Figure 3. Levels of Activated MAPK in Infected Cells and Their Involvement in Retraction-Enhanced Gene Expression.

(A) Representative immunoblot showing ERK-p, P38-p, and JNK-p, in uninfected cells before (0 h) and after medium change (UI), or in cells infected with N400 (WT) or N400pilT (pilT). Total P38 protein levels in each sample served as the internal control (bottom lanes).

(B and C) ERK-p JNK-p, and P38-p levels over time in cells infected with N400 and N400pilT, respectively. Immunoblots from (A) were analyzed by densitometry, and levels of activated kinase from infected cells were normalized to that from uninfected cells (UI). Values represent mean normalized protein levels (±SEM, n = 2). Solid markers indicate a significant difference between wt and pilT-induced MAPK phosphorylation at that time point (p < 0.05); thus, ERK-p is significant at 60, 90, and 180 min; JNK-p is significant at 60 min; and P38-p is significant at 60 and 90 min.

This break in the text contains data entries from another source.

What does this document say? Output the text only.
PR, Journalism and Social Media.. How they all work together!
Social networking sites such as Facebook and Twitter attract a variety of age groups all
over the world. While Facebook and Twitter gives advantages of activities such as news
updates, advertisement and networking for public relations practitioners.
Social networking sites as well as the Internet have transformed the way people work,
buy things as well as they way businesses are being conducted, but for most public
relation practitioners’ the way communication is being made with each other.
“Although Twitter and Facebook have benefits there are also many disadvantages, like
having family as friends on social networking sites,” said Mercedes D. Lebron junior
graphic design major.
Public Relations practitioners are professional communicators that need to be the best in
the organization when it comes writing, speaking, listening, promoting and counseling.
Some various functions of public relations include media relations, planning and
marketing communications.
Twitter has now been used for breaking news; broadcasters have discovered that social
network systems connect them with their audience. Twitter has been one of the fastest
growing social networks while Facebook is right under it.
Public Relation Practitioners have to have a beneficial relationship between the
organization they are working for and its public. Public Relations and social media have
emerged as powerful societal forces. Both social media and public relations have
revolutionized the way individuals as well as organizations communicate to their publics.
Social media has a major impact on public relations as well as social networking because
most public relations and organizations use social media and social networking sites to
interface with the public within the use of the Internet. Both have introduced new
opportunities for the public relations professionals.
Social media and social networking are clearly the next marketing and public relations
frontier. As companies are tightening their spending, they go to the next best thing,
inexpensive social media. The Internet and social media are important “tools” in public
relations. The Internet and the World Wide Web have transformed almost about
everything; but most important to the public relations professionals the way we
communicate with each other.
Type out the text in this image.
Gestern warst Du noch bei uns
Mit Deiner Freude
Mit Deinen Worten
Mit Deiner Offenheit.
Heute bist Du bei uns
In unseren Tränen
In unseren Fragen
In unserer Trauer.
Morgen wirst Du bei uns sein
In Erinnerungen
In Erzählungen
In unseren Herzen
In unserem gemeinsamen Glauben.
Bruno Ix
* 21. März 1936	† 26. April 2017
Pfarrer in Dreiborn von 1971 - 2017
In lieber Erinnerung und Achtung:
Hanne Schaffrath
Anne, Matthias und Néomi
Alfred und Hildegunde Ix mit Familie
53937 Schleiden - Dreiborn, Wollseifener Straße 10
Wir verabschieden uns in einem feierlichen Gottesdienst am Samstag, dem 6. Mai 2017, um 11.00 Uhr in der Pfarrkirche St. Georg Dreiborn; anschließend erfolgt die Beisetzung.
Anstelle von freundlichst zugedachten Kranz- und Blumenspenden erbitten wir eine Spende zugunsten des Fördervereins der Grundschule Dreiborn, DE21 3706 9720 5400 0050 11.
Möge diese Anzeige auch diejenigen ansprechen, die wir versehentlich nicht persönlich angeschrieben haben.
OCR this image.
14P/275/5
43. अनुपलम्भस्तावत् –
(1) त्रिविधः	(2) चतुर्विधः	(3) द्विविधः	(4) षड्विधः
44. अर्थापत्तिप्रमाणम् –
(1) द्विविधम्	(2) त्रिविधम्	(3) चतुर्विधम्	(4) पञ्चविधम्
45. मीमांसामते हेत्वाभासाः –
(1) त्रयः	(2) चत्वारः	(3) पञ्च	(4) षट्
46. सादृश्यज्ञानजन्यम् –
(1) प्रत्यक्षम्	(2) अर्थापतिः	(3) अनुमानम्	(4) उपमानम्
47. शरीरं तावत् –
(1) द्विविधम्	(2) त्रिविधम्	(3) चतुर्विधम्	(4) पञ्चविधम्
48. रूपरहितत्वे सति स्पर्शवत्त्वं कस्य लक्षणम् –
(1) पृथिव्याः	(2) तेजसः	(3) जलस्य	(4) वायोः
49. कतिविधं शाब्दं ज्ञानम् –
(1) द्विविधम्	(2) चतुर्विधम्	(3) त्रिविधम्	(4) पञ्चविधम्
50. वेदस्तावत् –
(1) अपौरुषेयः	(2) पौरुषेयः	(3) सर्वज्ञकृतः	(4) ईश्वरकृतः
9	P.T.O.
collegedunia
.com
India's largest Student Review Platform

(D) Representative immunoblot showing ERK-p, MAPKAPK2-p, and c-Jun-p in cells preincubated with vehicle (DMSO) or MAPK inhibitors and infected for 90 min with N400 (WT) or left untreated (UI). Total P38 protein levels in each sample served as the internal control (bottom lanes).

(E) Real-time quantitative RT-PCR analysis of the effect of MAPK inhibitors on the expression of retraction-responsive genes. Light bars indicate cells infected with N400 in the presence of vehicle (DMSO); dark bars indicate cells infected with N400 in the presence of MAPK inhibitors. Values represent the fold-change (±SEM, n = 2) in transcript levels compared to uninfected, DMSO treated control. A significant difference in expression between the two conditions is denoted by an asterisk (p < 0.1).